Virginia has a scanty history with Louisville in athletics but that is about to change if ACC commissioner John Swofford’s statement holds true about the conference’s newest member.
Louisville will officially begin play as the ACC’s newest member in 2014, replacing Big Ten-bound Maryland as the conference’s 14th full member. Swofford said Wednesday that he anticipates Louisville becoming the primary crossover scheduling partner with UVa, which means the Cavaliers and Cardinals will be new rivals.
So, Virginia, meet Louisville. Louisville, meet Virginia. Should be a lot of fun. Here’s a few things you Wahoos should know about your newest rival.
From my informal Twitter poll I took among UVa fans on Wednesday, the move to add Louisville to the ACC and make the Cardinals the primary partner of the Cavaliers was met with divided opinions. Some liked the move; some hated it.
While even the ACC presidents noted Wednesday that the main reason they unanimously voted Louisville into the league was because it had the best and most solid athletic program of any other suitors, the U of L’s academic reputation didn’t sit well with at least a faction of ACC schools.
Louisville was ranked No. 160 in the latest U.S. News & World Report list, far below the lowest-ranked ACC school, N.C. State, at No. 106. However, U of L president James Ramsey said the Kentucky school is on the proper trajectory to improve its academic image.

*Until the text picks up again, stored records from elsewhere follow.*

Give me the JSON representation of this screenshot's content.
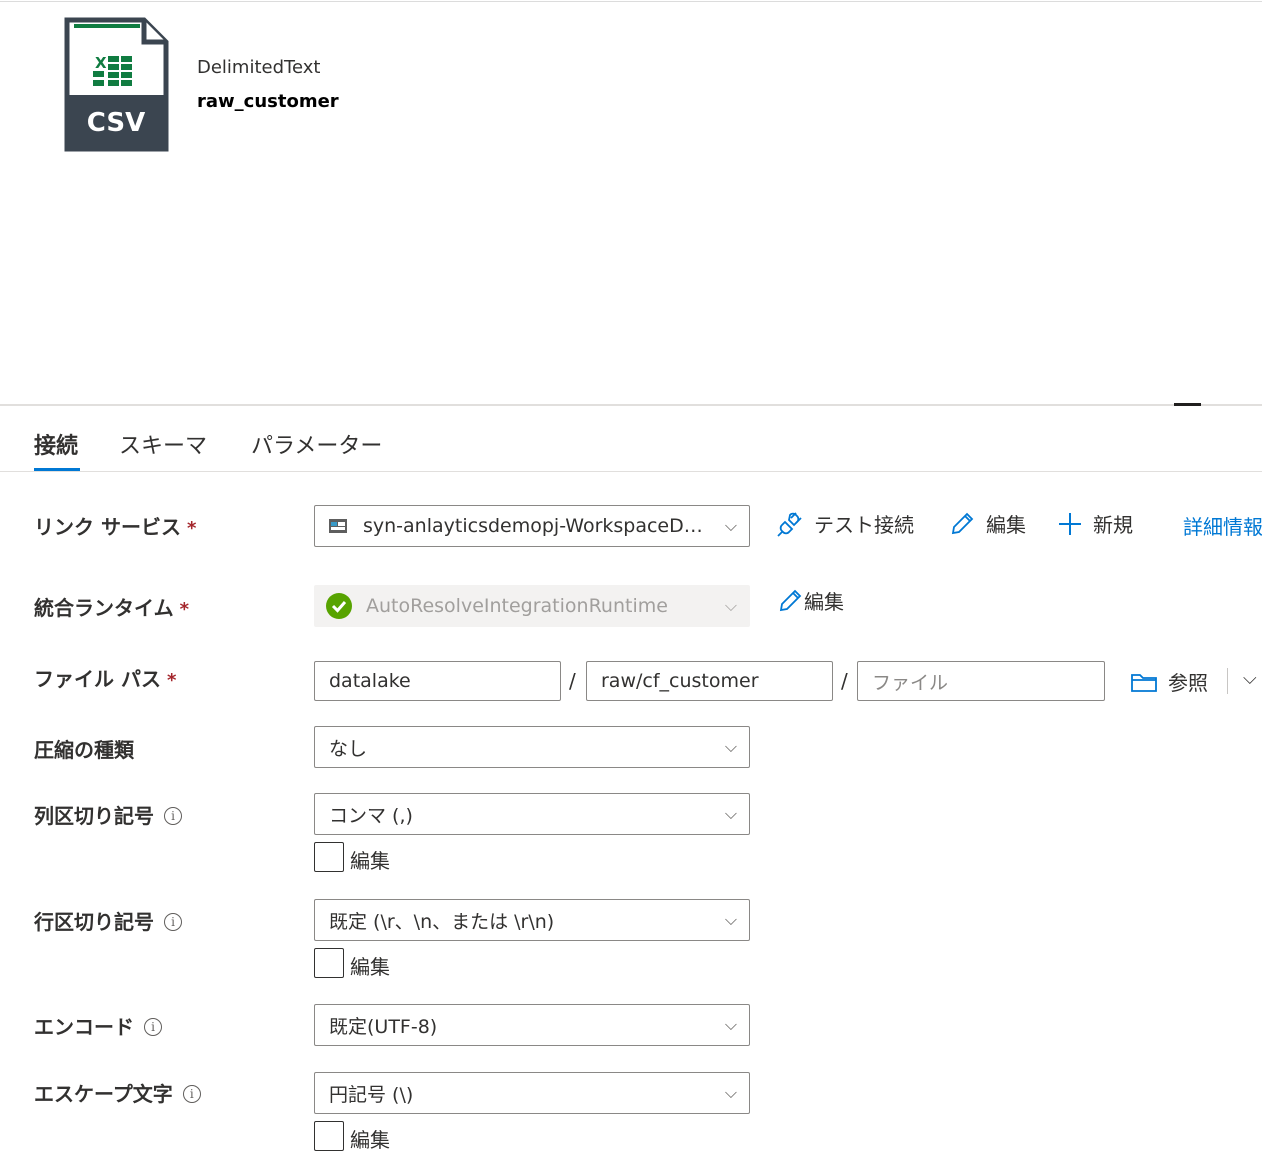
{
  "dataset": {
    "icon": "csv-file-icon",
    "icon_text": "CSV",
    "type": "DelimitedText",
    "name": "raw_customer"
  },
  "tabs": [
    {
      "label": "接続",
      "active": true
    },
    {
      "label": "スキーマ",
      "active": false
    },
    {
      "label": "パラメーター",
      "active": false
    }
  ],
  "linked_service": {
    "label": "リンク サービス",
    "required": "*",
    "value": "syn-anlayticsdemopj-WorkspaceDef...",
    "icon": "storage-icon",
    "test_connection": "テスト接続",
    "edit": "編集",
    "new": "新規",
    "details": "詳細情報"
  },
  "integration_runtime": {
    "label": "統合ランタイム",
    "required": "*",
    "value": "AutoResolveIntegrationRuntime",
    "status_color": "#57a300",
    "edit": "編集"
  },
  "file_path": {
    "label": "ファイル パス",
    "required": "*",
    "container": "datalake",
    "directory": "raw/cf_customer",
    "file_placeholder": "ファイル",
    "separator": "/",
    "browse": "参照"
  },
  "compression": {
    "label": "圧縮の種類",
    "value": "なし"
  },
  "column_delimiter": {
    "label": "列区切り記号",
    "value": "コンマ (,)",
    "edit": "編集"
  },
  "row_delimiter": {
    "label": "行区切り記号",
    "value": "既定 (\\r、\\n、または \\r\\n)",
    "edit": "編集"
  },
  "encoding": {
    "label": "エンコード",
    "value": "既定(UTF-8)"
  },
  "escape_char": {
    "label": "エスケープ文字",
    "value": "円記号 (\\)",
    "edit": "編集"
  },
  "colors": {
    "accent": "#0078d4",
    "required": "#a4262c",
    "excel_green": "#107c41"
  }
}
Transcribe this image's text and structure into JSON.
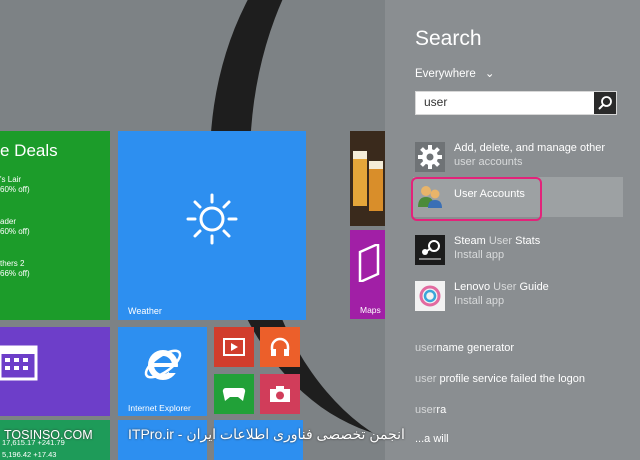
{
  "start": {
    "deals_tile": {
      "title": "e Deals",
      "lines": [
        "'s Lair",
        "60% off)",
        "ader",
        "60% off)",
        "thers 2",
        "66% off)"
      ]
    },
    "weather_tile": {
      "label": "Weather"
    },
    "ie_tile": {
      "label": "Internet Explorer"
    },
    "maps_tile": {
      "label": "Maps"
    },
    "stock_line1": "17,615.17 +241.79",
    "stock_line2": "5,196.42 +17.43"
  },
  "search": {
    "title": "Search",
    "scope": "Everywhere",
    "query": "user",
    "results": [
      {
        "name": "Add, delete, and manage other",
        "sub": "user accounts",
        "icon": "gear-icon"
      },
      {
        "name": "User Accounts",
        "sub": "",
        "icon": "users-icon"
      },
      {
        "name_pre": "Steam ",
        "name_match": "User",
        "name_post": " Stats",
        "sub": "Install app",
        "icon": "steam-icon"
      },
      {
        "name_pre": "Lenovo ",
        "name_match": "User",
        "name_post": " Guide",
        "sub": "Install app",
        "icon": "lenovo-icon"
      }
    ],
    "suggestions": [
      {
        "match": "user",
        "rest": "name generator"
      },
      {
        "match": "user",
        "rest": " profile service failed the logon"
      },
      {
        "match": "user",
        "rest": "ra"
      },
      {
        "match": "",
        "rest": "...a will"
      }
    ]
  },
  "watermark": {
    "left": "TOSINSO.COM",
    "right": "ITPro.ir - انجمن تخصصی فناوری اطلاعات ایران"
  },
  "colors": {
    "deals": "#1c9c2a",
    "weather": "#2d8ff0",
    "maps": "#a11fa6",
    "calendar": "#6d3ec9",
    "highlight": "#e3237a"
  }
}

In fact, Ramsey and Louisville felt it necessary to present these facts on Thursday to show that the school has made great progress academically since 1998.

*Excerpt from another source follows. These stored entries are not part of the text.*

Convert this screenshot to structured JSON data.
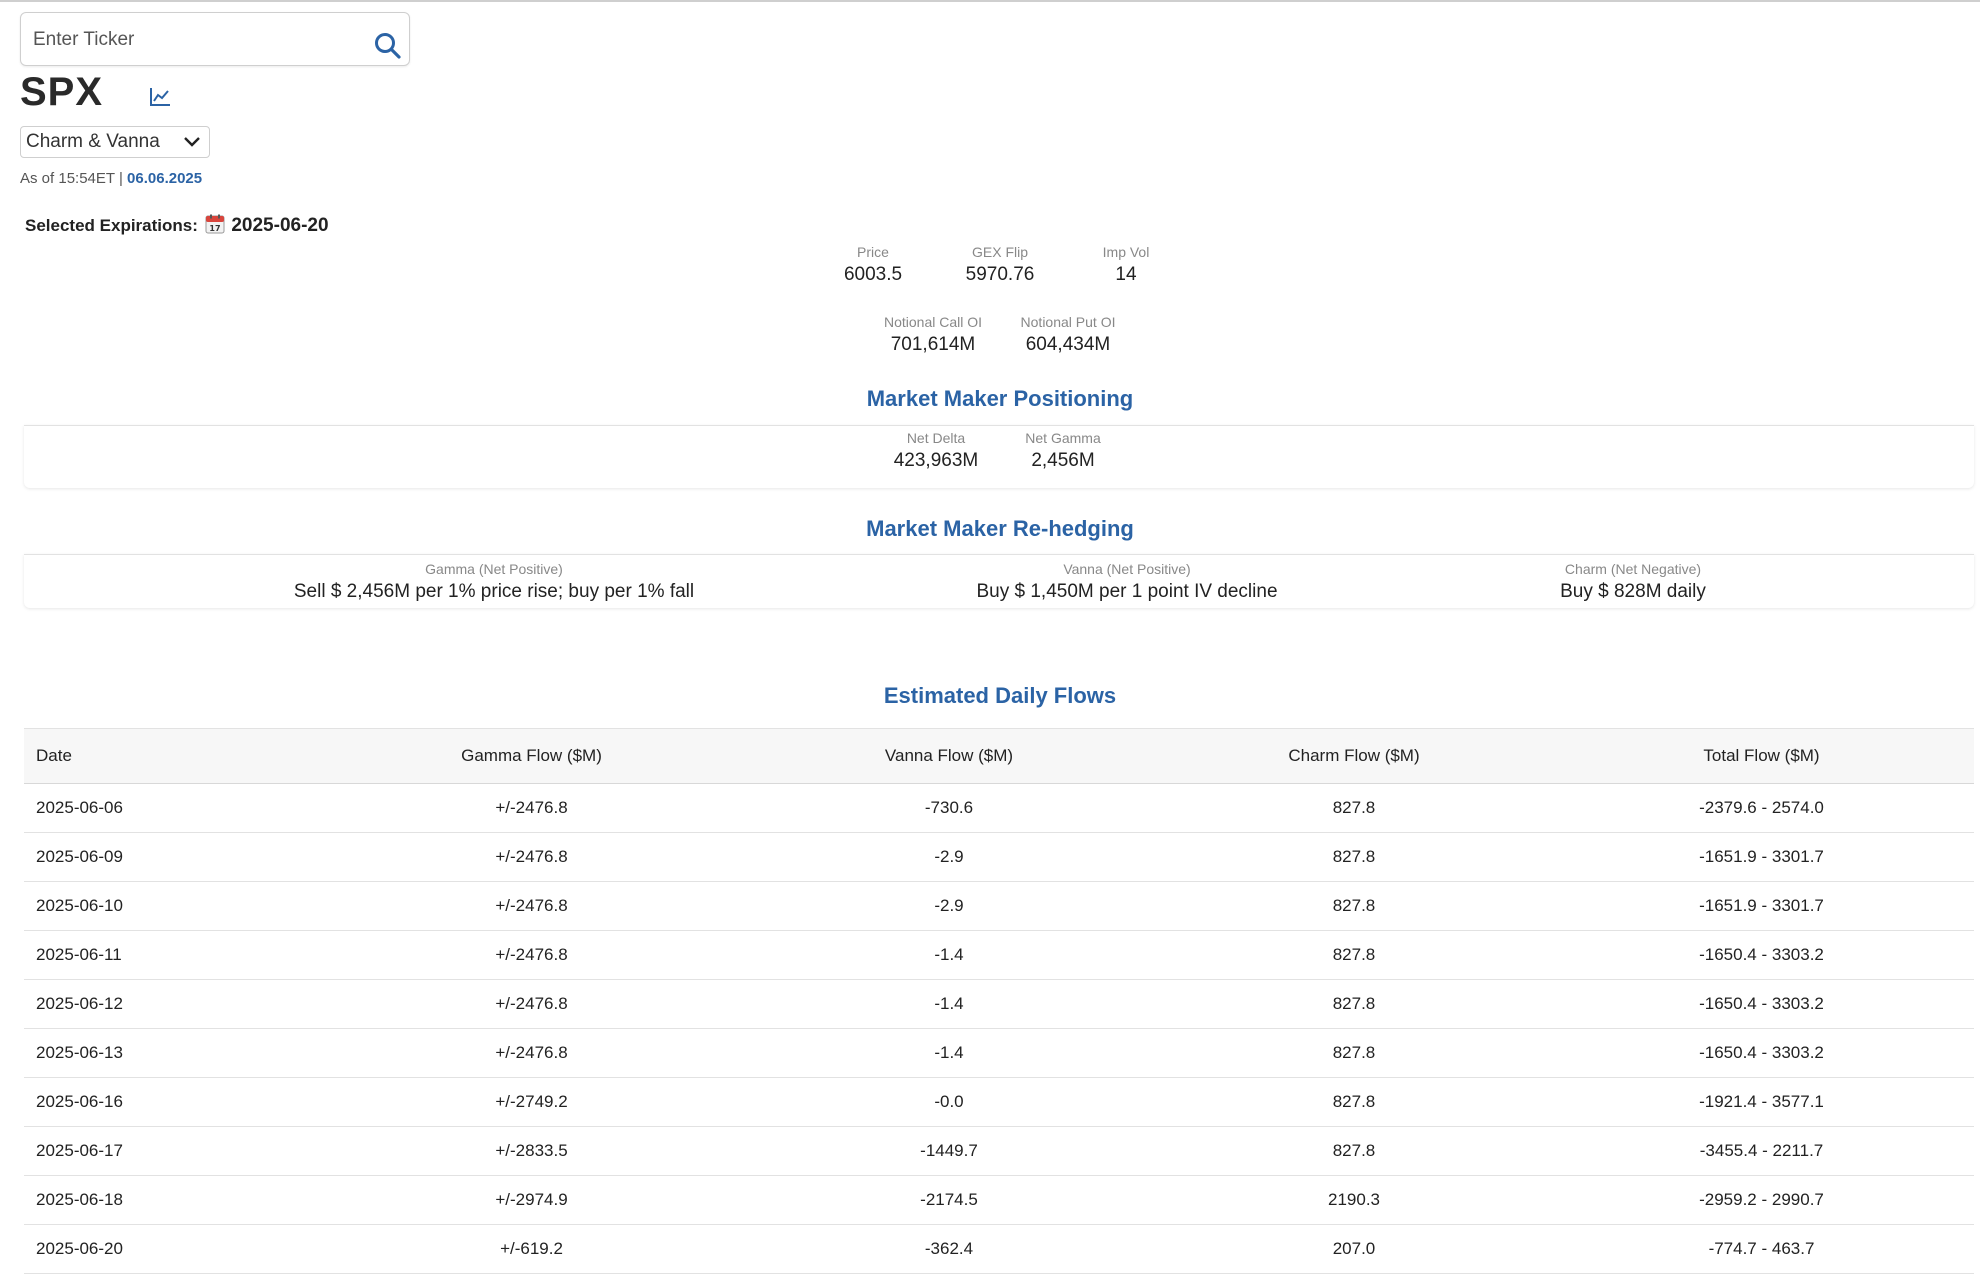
{
  "search": {
    "placeholder": "Enter Ticker",
    "icon": "search-icon"
  },
  "ticker": "SPX",
  "chart_icon": "line-chart-icon",
  "view_select": {
    "selected": "Charm & Vanna"
  },
  "as_of": {
    "prefix": "As of 15:54ET |",
    "date": "06.06.2025"
  },
  "selected_expirations": {
    "label": "Selected Expirations:",
    "value": "2025-06-20",
    "icon": "calendar-icon"
  },
  "stats": {
    "price": {
      "label": "Price",
      "value": "6003.5"
    },
    "gex_flip": {
      "label": "GEX Flip",
      "value": "5970.76"
    },
    "imp_vol": {
      "label": "Imp Vol",
      "value": "14"
    },
    "notional_call_oi": {
      "label": "Notional Call OI",
      "value": "701,614M"
    },
    "notional_put_oi": {
      "label": "Notional Put OI",
      "value": "604,434M"
    }
  },
  "positioning": {
    "title": "Market Maker Positioning",
    "net_delta": {
      "label": "Net Delta",
      "value": "423,963M"
    },
    "net_gamma": {
      "label": "Net Gamma",
      "value": "2,456M"
    }
  },
  "rehedging": {
    "title": "Market Maker Re-hedging",
    "gamma": {
      "label": "Gamma (Net Positive)",
      "value": "Sell $ 2,456M per 1% price rise; buy per 1% fall"
    },
    "vanna": {
      "label": "Vanna (Net Positive)",
      "value": "Buy $ 1,450M per 1 point IV decline"
    },
    "charm": {
      "label": "Charm (Net Negative)",
      "value": "Buy $ 828M daily"
    }
  },
  "flows": {
    "title": "Estimated Daily Flows",
    "columns": [
      "Date",
      "Gamma Flow ($M)",
      "Vanna Flow ($M)",
      "Charm Flow ($M)",
      "Total Flow ($M)"
    ],
    "rows": [
      [
        "2025-06-06",
        "+/-2476.8",
        "-730.6",
        "827.8",
        "-2379.6 - 2574.0"
      ],
      [
        "2025-06-09",
        "+/-2476.8",
        "-2.9",
        "827.8",
        "-1651.9 - 3301.7"
      ],
      [
        "2025-06-10",
        "+/-2476.8",
        "-2.9",
        "827.8",
        "-1651.9 - 3301.7"
      ],
      [
        "2025-06-11",
        "+/-2476.8",
        "-1.4",
        "827.8",
        "-1650.4 - 3303.2"
      ],
      [
        "2025-06-12",
        "+/-2476.8",
        "-1.4",
        "827.8",
        "-1650.4 - 3303.2"
      ],
      [
        "2025-06-13",
        "+/-2476.8",
        "-1.4",
        "827.8",
        "-1650.4 - 3303.2"
      ],
      [
        "2025-06-16",
        "+/-2749.2",
        "-0.0",
        "827.8",
        "-1921.4 - 3577.1"
      ],
      [
        "2025-06-17",
        "+/-2833.5",
        "-1449.7",
        "827.8",
        "-3455.4 - 2211.7"
      ],
      [
        "2025-06-18",
        "+/-2974.9",
        "-2174.5",
        "2190.3",
        "-2959.2 - 2990.7"
      ],
      [
        "2025-06-20",
        "+/-619.2",
        "-362.4",
        "207.0",
        "-774.7 - 463.7"
      ]
    ]
  },
  "colors": {
    "accent": "#2b63a5",
    "label_gray": "#888888",
    "text": "#222222"
  }
}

Louisville, established in 1798, has 22,293 students, and has an operating budget of $1.21 billion, $177 million of which comes from the Commonwealth of Kentucky. The U of L is the fourth-fastest growing research university in the nation and is considered one of the top Fulbright Awards universities in the country.
In fact, this year alone, eight Louisville students earned Fulbright awards, which ranked behind only Duke (14) and Johns Hopkins (10), and ahead of such schools as Wake Forest (7), Vanderbilt (7), Dartmouth (6) and M.I.T. (6). If Virginia was on that list, it had less.
But as we all know, and finally, even the ACC presidents admitted as such Wednesday, this expansion wasn’t about academics. It was about athletics and money and keeping the band together.
By adding Louisville, the ACC remains as one of the best if not the best basketball league in the country and boasts a football program better than several of the present ACC schools (the Cardinals played Rutgers last night for a spot in the BCS).
Who would want to play an ACC basketball schedule in a couple of years when you’ve got to deal with Duke and North Carolina, possibly a strong N.C. State program, not to mention Syracuse, Pittsburgh, Notre Dame, and now Louisville, which made the Final Four last season and whose future looks bright?
“With a coach that has the credentials of Rick Pitino and a basketball program like Louisville’s, that has been so successful, it will be an incredible basketball league,” Virginia coach Tony Bennett chuckled nervously Thursday night. “We’ve already added some of the top teams with what we already had and now that you add Louisville …”
Bennett didn’t finish his thought. He didn’t have to.
“I guess my standard line is that we’ve got to lace ‘em up even tighter yet,” the UVa coach said. “Doesn’t get any easier, that’s for sure.”
Consider that Louisville has been the highest-rated basketball television market in the nation for the past 10 years.
The Cardinals moved out of old Freedom Hall not long ago and moved into the $238 million KFC Yum! Center (I can’t wait to file a byline from there), which houses 22,000 raucous hoops fans.
“We sell out the Yum! Center every single night,” said U of L athletics director Tom Jurich. “We have 7,000 people on a waiting list, so it’s the premier building in the United States, whether it’s pro or college.”
The football team plays in the Papa John’s Cardinal Stadium, a $72 million renovated complex that seats 55,000. Charlie Strong, former defensive coordinator at Florida, has directed the Cardinals to a strong season this year.
Before we realized what a sleaze Bobby Petrino was, he guided Louisville to Top 10 finishes in 2004 and ’06, which is better than any ACC school has done over the past decade other than Virginia Tech, which had four Top 10 seasons between 2004 and 2009.
The ACC had to like the fact that its basketball network will extend deep into the Bluegrass state and at least penetrate Kentucky’s hoops kingdom. The Wildcats will have to at least notice what’s going on across the fence with Louisville playing in the same league as Duke, UNC, Syracuse and others, including Notre Dame, which isn’t that far away geographically speaking.
Louisville supports 23 varsity sports and has finished no lower than No. 41 in the annual Directors Cup standings for the past five years. The school also reported $87.8 million in athletic revenue last year, which is more than any ACC school, Florida State being the closest at $81.4.
So, if you’re thinking Virginia has been aligned with an athletic patsy primary partner, think again.
We get the feeling the Cardinals will quickly establish a new rivalry with Virginia even if the two schools are some seven to eight hours apart.
Like Bennett said, better lace ‘em up even tighter.